14 Apr 2017
Photonics industry urged by lobbyist to keep an eye on Jared Kushner, amid potential opportunities in infrastructure, defense and medicine.
by Ford Burkhart in Anaheim
It’s a key US budget moment, and a leading DC lobbyist has some pointed advice for photonics CEOs and others: engage, starting now, and keep at it, at every level from local to national.
Josh Holly, a former spokesman for the House Armed Services Committee and a lobbyist for Podesta Group with close ties to some big-hitters on Capitol Hill, spoke at the SPIE Defense and Commercial Sensing (DCS) gathering in Anaheim, California, on April 13.
His talk, on “Navigating Defense and the Budget in President Trump’s Washington,” urged leaders in the photonics sector to tell their story at the local level, moving up to US senators, Congress members and cabinet-level offices.
“If you are not at the table, you’re on the menu,” Holly said. Or, quoting key White House adviser Steve Bannon, “If you are not in the room, you are out of the deal.”
Internationally, Holly insisted there should be no “pull-back”, despite the turbulent first two months of Trump’s administration. The new president, he claimed, has in fact had very good bilateral meetings with his Chinese counterpart.
With a turn of phrase not unlike Trump himself, Holly said: “Good bilateral things are happening, business to business.” He added: “The United States has the premier universities, energy is cheap, and this is a good place to do business.”
Holly believes that, domestically, the time is ripe to push photonics-related themes, as new budgets take shape. “Take advantage of major legislative ideas being pushed now, especially on infrastructure,” he said. “Washington is looking at updating the energy grid, and drafting an infrastructure bill.
“That’s where the National Photonics Initiative will be effective.

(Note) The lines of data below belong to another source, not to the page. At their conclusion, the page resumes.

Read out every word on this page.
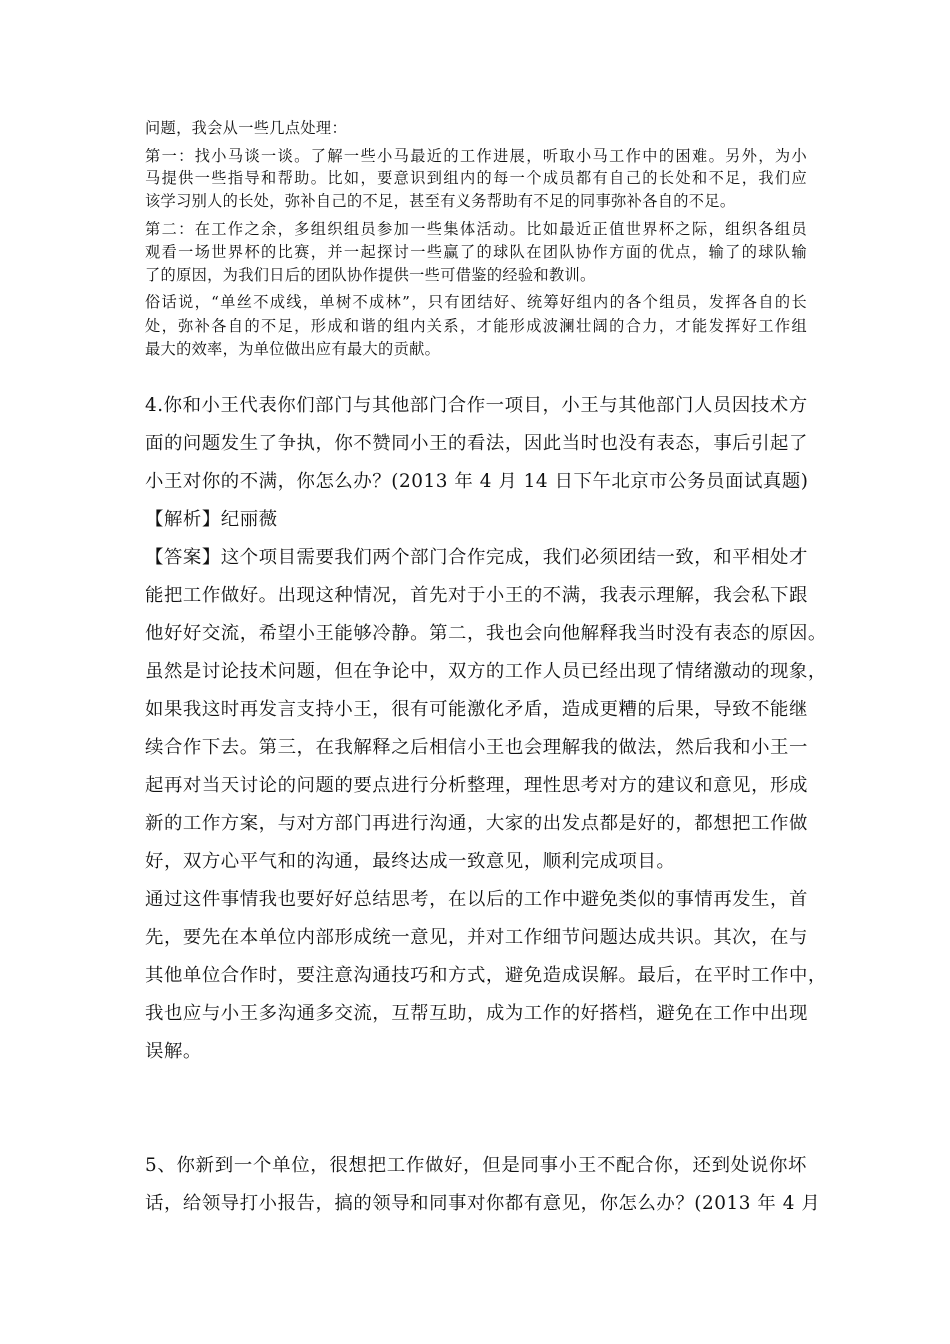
问题，我会从一些几点处理：
第一：找小马谈一谈。了解一些小马最近的工作进展，听取小马工作中的困难。另外，为小
马提供一些指导和帮助。比如，要意识到组内的每一个成员都有自己的长处和不足，我们应
该学习别人的长处，弥补自己的不足，甚至有义务帮助有不足的同事弥补各自的不足。
第二：在工作之余，多组织组员参加一些集体活动。比如最近正值世界杯之际，组织各组员
观看一场世界杯的比赛，并一起探讨一些赢了的球队在团队协作方面的优点，输了的球队输
了的原因，为我们日后的团队协作提供一些可借鉴的经验和教训。
俗话说，“单丝不成线，单树不成林”，只有团结好、统筹好组内的各个组员，发挥各自的长
处，弥补各自的不足，形成和谐的组内关系，才能形成波澜壮阔的合力，才能发挥好工作组
最大的效率，为单位做出应有最大的贡献。
4.你和小王代表你们部门与其他部门合作一项目，小王与其他部门人员因技术方
面的问题发生了争执，你不赞同小王的看法，因此当时也没有表态，事后引起了
小王对你的不满，你怎么办？(2013 年 4 月 14 日下午北京市公务员面试真题)
【解析】纪丽薇
【答案】这个项目需要我们两个部门合作完成，我们必须团结一致，和平相处才
能把工作做好。出现这种情况，首先对于小王的不满，我表示理解，我会私下跟
他好好交流，希望小王能够冷静。第二，我也会向他解释我当时没有表态的原因。
虽然是讨论技术问题，但在争论中，双方的工作人员已经出现了情绪激动的现象，
如果我这时再发言支持小王，很有可能激化矛盾，造成更糟的后果，导致不能继
续合作下去。第三，在我解释之后相信小王也会理解我的做法，然后我和小王一
起再对当天讨论的问题的要点进行分析整理，理性思考对方的建议和意见，形成
新的工作方案，与对方部门再进行沟通，大家的出发点都是好的，都想把工作做
好，双方心平气和的沟通，最终达成一致意见，顺利完成项目。
通过这件事情我也要好好总结思考，在以后的工作中避免类似的事情再发生，首
先，要先在本单位内部形成统一意见，并对工作细节问题达成共识。其次，在与
其他单位合作时，要注意沟通技巧和方式，避免造成误解。最后，在平时工作中，
我也应与小王多沟通多交流，互帮互助，成为工作的好搭档，避免在工作中出现
误解。
5、你新到一个单位，很想把工作做好，但是同事小王不配合你，还到处说你坏
话，给领导打小报告，搞的领导和同事对你都有意见，你怎么办？(2013 年 4 月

Those bills are just in the concept stage, and nobody knows what they will look like.”
The Trump administration is also calling for several billion dollars more in defense “RDTE”, or research development, testing and evaluation. That will include so-called “directed energy” devices, in other words laser weapons. The F35 aircraft, which has been dubbed a “flying sensor fusion machine,” will be at the center of these efforts, “and photonics will enable that.”
The lobbyist said Washington is already looking towards the details of the fiscal year 2018 budget, even though the deadline for the 2017 budget is still days away. And he warned that legislators may still stumble their way into a government shutdown by the end of April.

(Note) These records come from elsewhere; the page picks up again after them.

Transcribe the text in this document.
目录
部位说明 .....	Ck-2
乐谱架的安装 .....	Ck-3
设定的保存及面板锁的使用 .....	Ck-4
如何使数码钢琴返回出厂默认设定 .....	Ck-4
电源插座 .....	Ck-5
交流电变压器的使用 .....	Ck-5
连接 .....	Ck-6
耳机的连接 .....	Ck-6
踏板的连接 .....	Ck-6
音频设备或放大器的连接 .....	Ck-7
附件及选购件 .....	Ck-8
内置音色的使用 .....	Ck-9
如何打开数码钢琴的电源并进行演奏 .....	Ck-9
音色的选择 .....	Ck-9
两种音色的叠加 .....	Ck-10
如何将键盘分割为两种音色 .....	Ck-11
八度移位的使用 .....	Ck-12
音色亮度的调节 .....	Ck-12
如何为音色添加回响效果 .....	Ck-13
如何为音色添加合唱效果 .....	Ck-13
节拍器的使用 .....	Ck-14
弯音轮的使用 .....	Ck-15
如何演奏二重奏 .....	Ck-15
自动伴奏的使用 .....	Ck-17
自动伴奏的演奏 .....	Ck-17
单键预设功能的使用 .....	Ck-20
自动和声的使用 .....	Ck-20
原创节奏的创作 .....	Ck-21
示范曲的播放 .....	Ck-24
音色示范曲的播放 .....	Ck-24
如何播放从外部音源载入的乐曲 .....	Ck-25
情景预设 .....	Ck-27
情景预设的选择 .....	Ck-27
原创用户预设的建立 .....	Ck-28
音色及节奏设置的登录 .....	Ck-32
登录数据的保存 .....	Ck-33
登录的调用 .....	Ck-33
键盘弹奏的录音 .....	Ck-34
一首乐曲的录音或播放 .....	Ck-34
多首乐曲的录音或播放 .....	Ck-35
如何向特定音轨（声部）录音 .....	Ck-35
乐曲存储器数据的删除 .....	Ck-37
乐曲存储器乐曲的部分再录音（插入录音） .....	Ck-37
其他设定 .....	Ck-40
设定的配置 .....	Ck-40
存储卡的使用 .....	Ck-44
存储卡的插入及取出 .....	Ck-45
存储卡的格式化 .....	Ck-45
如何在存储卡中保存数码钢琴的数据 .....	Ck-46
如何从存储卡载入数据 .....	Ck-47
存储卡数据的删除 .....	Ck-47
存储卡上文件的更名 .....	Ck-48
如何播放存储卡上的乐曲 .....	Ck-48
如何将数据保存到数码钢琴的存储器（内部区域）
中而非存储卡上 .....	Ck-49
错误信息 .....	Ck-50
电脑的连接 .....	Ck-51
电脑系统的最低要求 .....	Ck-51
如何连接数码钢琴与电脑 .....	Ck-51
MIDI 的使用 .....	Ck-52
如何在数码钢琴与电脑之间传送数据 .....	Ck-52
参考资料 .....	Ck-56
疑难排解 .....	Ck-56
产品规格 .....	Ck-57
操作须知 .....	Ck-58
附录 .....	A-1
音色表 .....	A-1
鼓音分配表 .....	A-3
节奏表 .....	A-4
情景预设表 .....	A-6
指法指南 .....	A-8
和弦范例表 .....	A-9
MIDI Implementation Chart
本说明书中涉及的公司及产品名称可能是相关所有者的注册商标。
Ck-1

That new defense spending bill will need Democratic support in the House of Representatives, and may fail to get it, he said.
On the medical side, following the failure of the Republicans’ initial Obamacare repeal effort, a combination of bills will likely be passed. Some of that legislation could provide support for photonics devices, perhaps in the form of medical imaging and cutting-edge science.
“There’s a push to deregulate some of that, and speed up the approval process,” Holly said. “That’s coming from President Trump, a push to rethink government, in a smart way to speed up processes of the government.”
Holly also urged the photonics industry to keep an eye on Jared Kushner as chair of the White House Office of American Innovation. “Part of what they are doing is looking at how you structure government to be more responsive to technology and to citizens,” he said. “We need reforms to take advantage of the business innovations of last decade.”
About the Author
Ford Burkhart is a writer based in Tucson, Arizona.